While this study is conducted for rubble piles, which are governed by granular (discretized) physics in lieu of rheological (continuum) physics, we identify global patterns in rock displacement that defy expectations from the unimodal MacDonald model, which predicts a static lag offset between the ground track of the perturber and the raised tide. Figure 2 depicts the relative displacement of rocks at three distinct times in an equatorial (i.e. z-axis) cross-section of Dimorphos. The axis collinear with the peak of a longitudinally traveling tidal “wave” is clearly visible, traveling clockwise, catching up with and overtaking the ground track of Didymos (black arrow), which also travels clockwise in the topographic/body frames. This behavior is somewhat reminiscent of the non-stationary tidal lag predicted from classical Darwin-Kaula theory and other recent related works [5].

4. Conclusions

This work directly explores binary asteroid tidal physics using the GRAINS N-body model. We compute lower-than-expected Q/k₂ for Dimorphos, ostensibly due to the new consideration of high-fidelity contact and friction effects. If accurate, a real-world implication of this could be the revelation of a surprisingly settled rotational state of post-DART impact Dimorphos upon the arrival of the Hera mission. With this model we can also directly observe rock movements and tidal distortion, presenting GRAINS as a useful tool for new developments in rubble pile tidal physics.

5. Disclaimer

Funded by the European Union. Views and opinions expressed are however those of the authors only and do not necessarily reflect those of the European Union or the European Research Executive Agency. Neither the European Union nor the granting authority can be held responsible for them.

6. Acknowledgements

This work was performed as part of an MSCA postdoctoral fellowship, grant agreement ID: 101063274.

References

[1] Ferrari, F., Tasora, A., Masarati, P. et al. (2017). N-body gravitational and contact dynamics for asteroid aggregation. Multibody Syst Dyn, 39, 3-20.

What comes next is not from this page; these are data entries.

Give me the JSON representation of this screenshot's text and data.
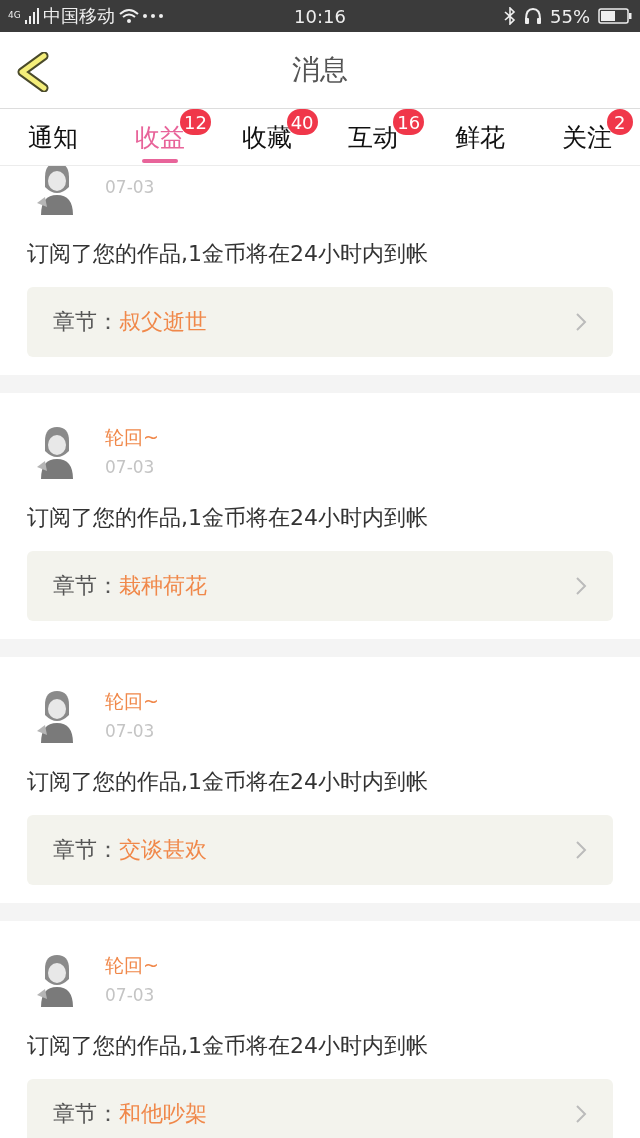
{
  "status_bar": {
    "network": "4G",
    "carrier": "中国移动",
    "time": "10:16",
    "battery": "55%"
  },
  "header": {
    "title": "消息"
  },
  "tabs": [
    {
      "label": "通知",
      "selected": false
    },
    {
      "label": "收益",
      "selected": true,
      "badge": "12"
    },
    {
      "label": "收藏",
      "selected": false,
      "badge": "40"
    },
    {
      "label": "互动",
      "selected": false,
      "badge": "16"
    },
    {
      "label": "鲜花",
      "selected": false
    },
    {
      "label": "关注",
      "selected": false,
      "badge": "2"
    }
  ],
  "messages": [
    {
      "date": "07-03",
      "text": "订阅了您的作品,1金币将在24小时内到帐",
      "chapter_label": "章节：",
      "chapter": "叔父逝世"
    },
    {
      "user": "轮回~",
      "date": "07-03",
      "text": "订阅了您的作品,1金币将在24小时内到帐",
      "chapter_label": "章节：",
      "chapter": "栽种荷花"
    },
    {
      "user": "轮回~",
      "date": "07-03",
      "text": "订阅了您的作品,1金币将在24小时内到帐",
      "chapter_label": "章节：",
      "chapter": "交谈甚欢"
    },
    {
      "user": "轮回~",
      "date": "07-03",
      "text": "订阅了您的作品,1金币将在24小时内到帐",
      "chapter_label": "章节：",
      "chapter": "和他吵架"
    }
  ]
}
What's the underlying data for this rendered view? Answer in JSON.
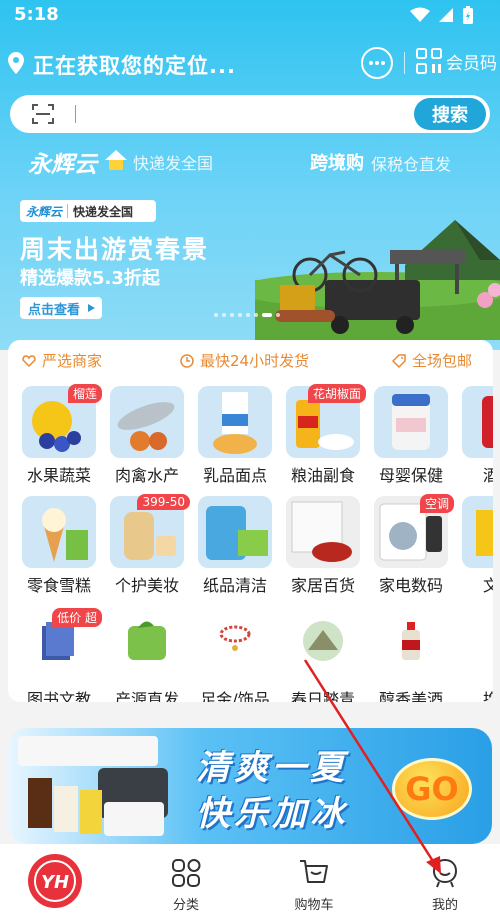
{
  "status_bar": {
    "time": "5:18"
  },
  "header": {
    "location_text": "正在获取您的定位...",
    "member_code_label": "会员码"
  },
  "search": {
    "button_label": "搜索"
  },
  "brand_row": {
    "logo_text": "永辉云",
    "logo_sub": "快递发全国",
    "cross_title": "跨境购",
    "cross_sub": "保税仓直发"
  },
  "banner": {
    "tag_logo": "永辉云",
    "tag_text": "快递发全国",
    "title": "周末出游赏春景",
    "subtitle": "精选爆款5.3折起",
    "cta_label": "点击查看",
    "slide_count": 8,
    "active_slide": 6
  },
  "guarantees": {
    "item1": "严选商家",
    "item2": "最快24小时发货",
    "item3": "全场包邮"
  },
  "categories": {
    "c0": {
      "label": "水果蔬菜",
      "badge": "榴莲"
    },
    "c1": {
      "label": "肉禽水产"
    },
    "c2": {
      "label": "乳品面点"
    },
    "c3": {
      "label": "粮油副食",
      "badge": "花胡椒面"
    },
    "c4": {
      "label": "母婴保健"
    },
    "c5": {
      "label": "酒水"
    },
    "c6": {
      "label": "零食雪糕"
    },
    "c7": {
      "label": "个护美妆",
      "badge": "399-50"
    },
    "c8": {
      "label": "纸品清洁"
    },
    "c9": {
      "label": "家居百货"
    },
    "c10": {
      "label": "家电数码",
      "badge": "空调"
    },
    "c11": {
      "label": "文体"
    },
    "c12": {
      "label": "图书文教",
      "badge": "低价 超"
    },
    "c13": {
      "label": "产源直发"
    },
    "c14": {
      "label": "足金/饰品"
    },
    "c15": {
      "label": "春日踏青"
    },
    "c16": {
      "label": "醇香美酒"
    },
    "c17": {
      "label": "换季"
    }
  },
  "promo": {
    "line1": "清爽一夏",
    "line2": "快乐加冰",
    "go_label": "GO"
  },
  "tabbar": {
    "home_logo": "YH",
    "t1": "分类",
    "t2": "购物车",
    "t3": "我的"
  },
  "colors": {
    "accent": "#21a6d9",
    "header_top": "#2ec3f0",
    "badge_red": "#f0464a",
    "guarantee_orange": "#e88a33",
    "home_red": "#e8313a",
    "annotation_arrow": "#e02020"
  }
}
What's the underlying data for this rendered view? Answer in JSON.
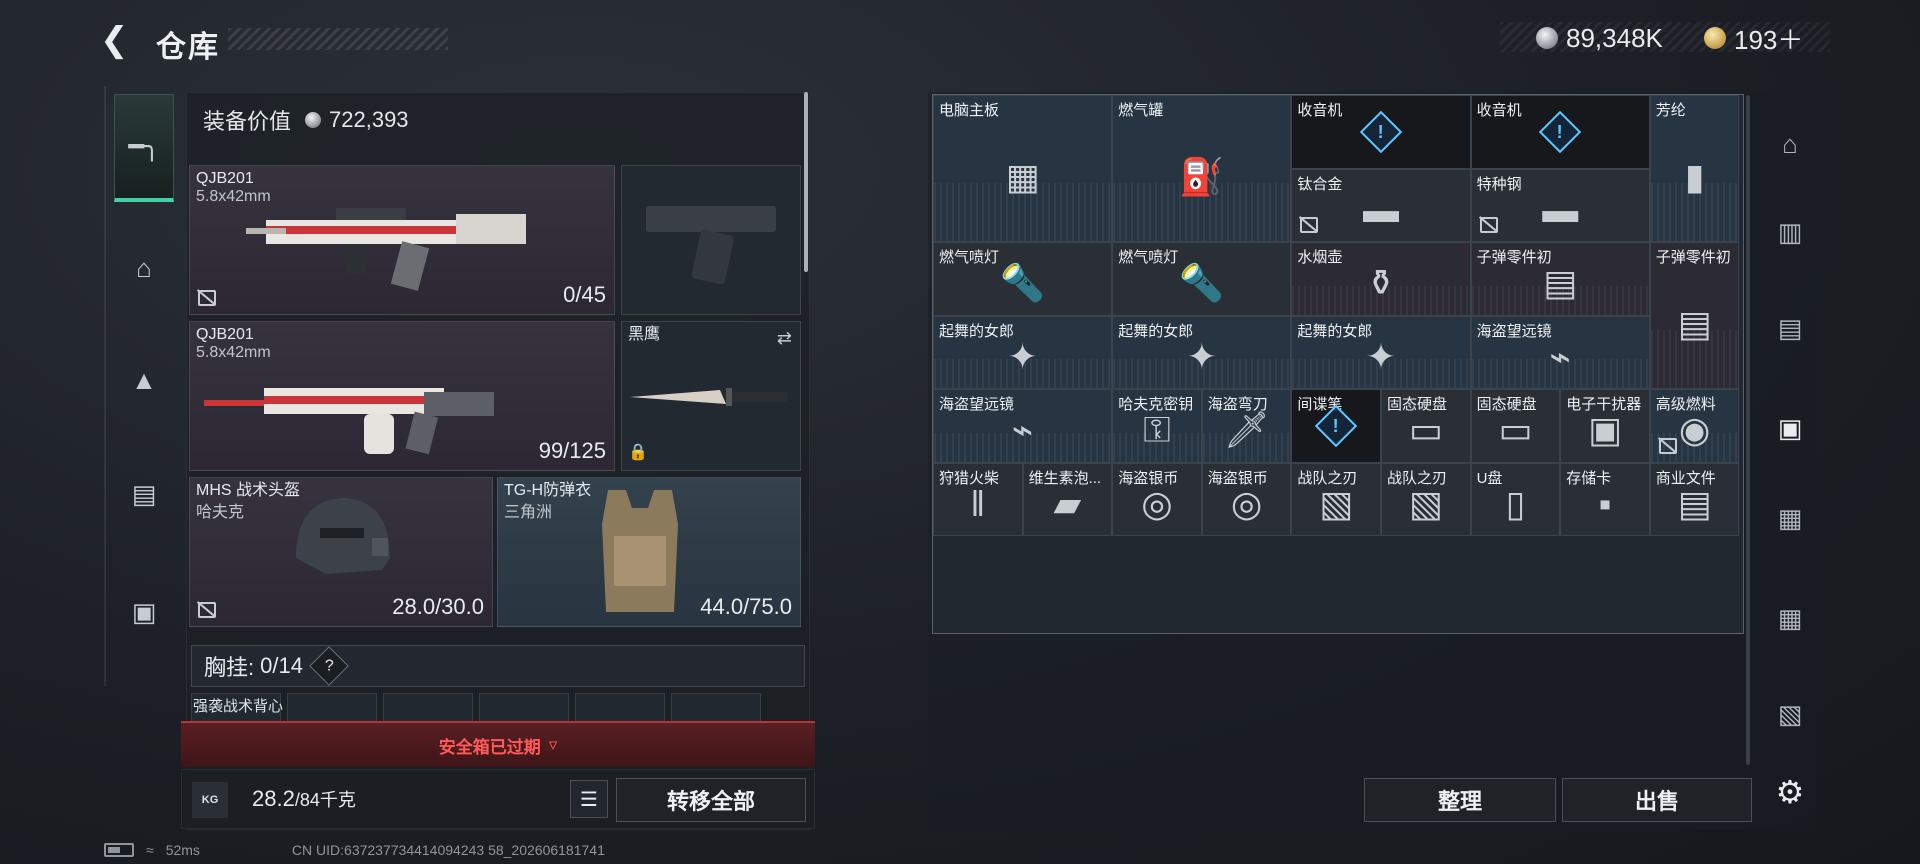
{
  "header": {
    "title": "仓库",
    "currency_silver": "89,348K",
    "currency_gold": "193＋"
  },
  "equipment": {
    "value_label": "装备价值",
    "value": "722,393",
    "primary": {
      "name": "QJB201",
      "caliber": "5.8x42mm",
      "ammo": "0/45"
    },
    "secondary": {
      "name": "QJB201",
      "caliber": "5.8x42mm",
      "ammo": "99/125"
    },
    "melee": {
      "name": "黑鹰"
    },
    "helmet": {
      "name": "MHS 战术头盔",
      "subtitle": "哈夫克",
      "durability": "28.0/30.0"
    },
    "armor": {
      "name": "TG-H防弹衣",
      "subtitle": "三角洲",
      "durability": "44.0/75.0"
    },
    "chest_rig": {
      "label": "胸挂:",
      "value": "0/14"
    },
    "vest": {
      "name": "强袭战术背心"
    },
    "safebox": "安全箱已过期",
    "weight": {
      "value": "28.2",
      "max": "/84千克"
    },
    "transfer_all": "转移全部"
  },
  "grid": [
    {
      "label": "电脑主板",
      "icon": "motherboard-icon",
      "glyph": "▦"
    },
    {
      "label": "燃气罐",
      "icon": "gas-canister-icon",
      "glyph": "⛽"
    },
    {
      "label": "收音机",
      "icon": "radio-icon",
      "glyph": "!"
    },
    {
      "label": "收音机",
      "icon": "radio-icon",
      "glyph": "!"
    },
    {
      "label": "芳纶",
      "icon": "aramid-roll-icon",
      "glyph": "▮"
    },
    {
      "label": "钛合金",
      "icon": "titanium-bar-icon",
      "glyph": "▬"
    },
    {
      "label": "特种钢",
      "icon": "steel-bar-icon",
      "glyph": "▬"
    },
    {
      "label": "燃气喷灯",
      "icon": "torch-icon",
      "glyph": "🔦"
    },
    {
      "label": "燃气喷灯",
      "icon": "torch-icon",
      "glyph": "🔦"
    },
    {
      "label": "水烟壶",
      "icon": "hookah-icon",
      "glyph": "⚱"
    },
    {
      "label": "子弹零件初",
      "icon": "ammo-parts-icon",
      "glyph": "▤"
    },
    {
      "label": "子弹零件初",
      "icon": "ammo-parts-icon",
      "glyph": "▤"
    },
    {
      "label": "起舞的女郎",
      "icon": "dancer-statue-icon",
      "glyph": "✦"
    },
    {
      "label": "起舞的女郎",
      "icon": "dancer-statue-icon",
      "glyph": "✦"
    },
    {
      "label": "起舞的女郎",
      "icon": "dancer-statue-icon",
      "glyph": "✦"
    },
    {
      "label": "海盗望远镜",
      "icon": "telescope-icon",
      "glyph": "⌁"
    },
    {
      "label": "海盗望远镜",
      "icon": "telescope-icon",
      "glyph": "⌁"
    },
    {
      "label": "哈夫克密钥",
      "icon": "key-icon",
      "glyph": "⚿"
    },
    {
      "label": "海盗弯刀",
      "icon": "dagger-icon",
      "glyph": "🗡"
    },
    {
      "label": "间谍笔",
      "icon": "spy-pen-icon",
      "glyph": "!"
    },
    {
      "label": "固态硬盘",
      "icon": "ssd-icon",
      "glyph": "▭"
    },
    {
      "label": "固态硬盘",
      "icon": "ssd-icon",
      "glyph": "▭"
    },
    {
      "label": "电子干扰器",
      "icon": "jammer-icon",
      "glyph": "▣"
    },
    {
      "label": "高级燃料",
      "icon": "fuel-can-icon",
      "glyph": "◉"
    },
    {
      "label": "狩猎火柴",
      "icon": "matches-icon",
      "glyph": "‖"
    },
    {
      "label": "维生素泡...",
      "icon": "vitamin-tube-icon",
      "glyph": "▰"
    },
    {
      "label": "海盗银币",
      "icon": "coin-icon",
      "glyph": "◎"
    },
    {
      "label": "海盗银币",
      "icon": "coin-icon",
      "glyph": "◎"
    },
    {
      "label": "战队之刃",
      "icon": "card-icon",
      "glyph": "▧"
    },
    {
      "label": "战队之刃",
      "icon": "card-icon",
      "glyph": "▧"
    },
    {
      "label": "U盘",
      "icon": "usb-drive-icon",
      "glyph": "▯"
    },
    {
      "label": "存储卡",
      "icon": "memory-card-icon",
      "glyph": "▪"
    },
    {
      "label": "商业文件",
      "icon": "documents-icon",
      "glyph": "▤"
    }
  ],
  "actions": {
    "sort": "整理",
    "sell": "出售"
  },
  "status": {
    "ping": "52ms",
    "uid": "CN UID:637237734414094243 58_202606181741"
  }
}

[2] Agrusa, H. F., Gkolias, I., Tsiganis, K. et al. (2021). The excited spin state of Dimorphos resulting from the DART impact. Icarus, 370, 114624.

[3] Murray, C. D., Dermott, S. F. (1999). Solar System Dynamics. Cambridge University Press.

[4] Pou, L., Nimmo, F. (2024). Tidal dissipation of binaries in asteroid pairs. Icarus, 411, 115919.

[5] Efroimsky, Michael. (2012). Bodily tides near spin-orbit resonances. Celestial Mechanics and Dynamical Astronomy, 112, 283-330.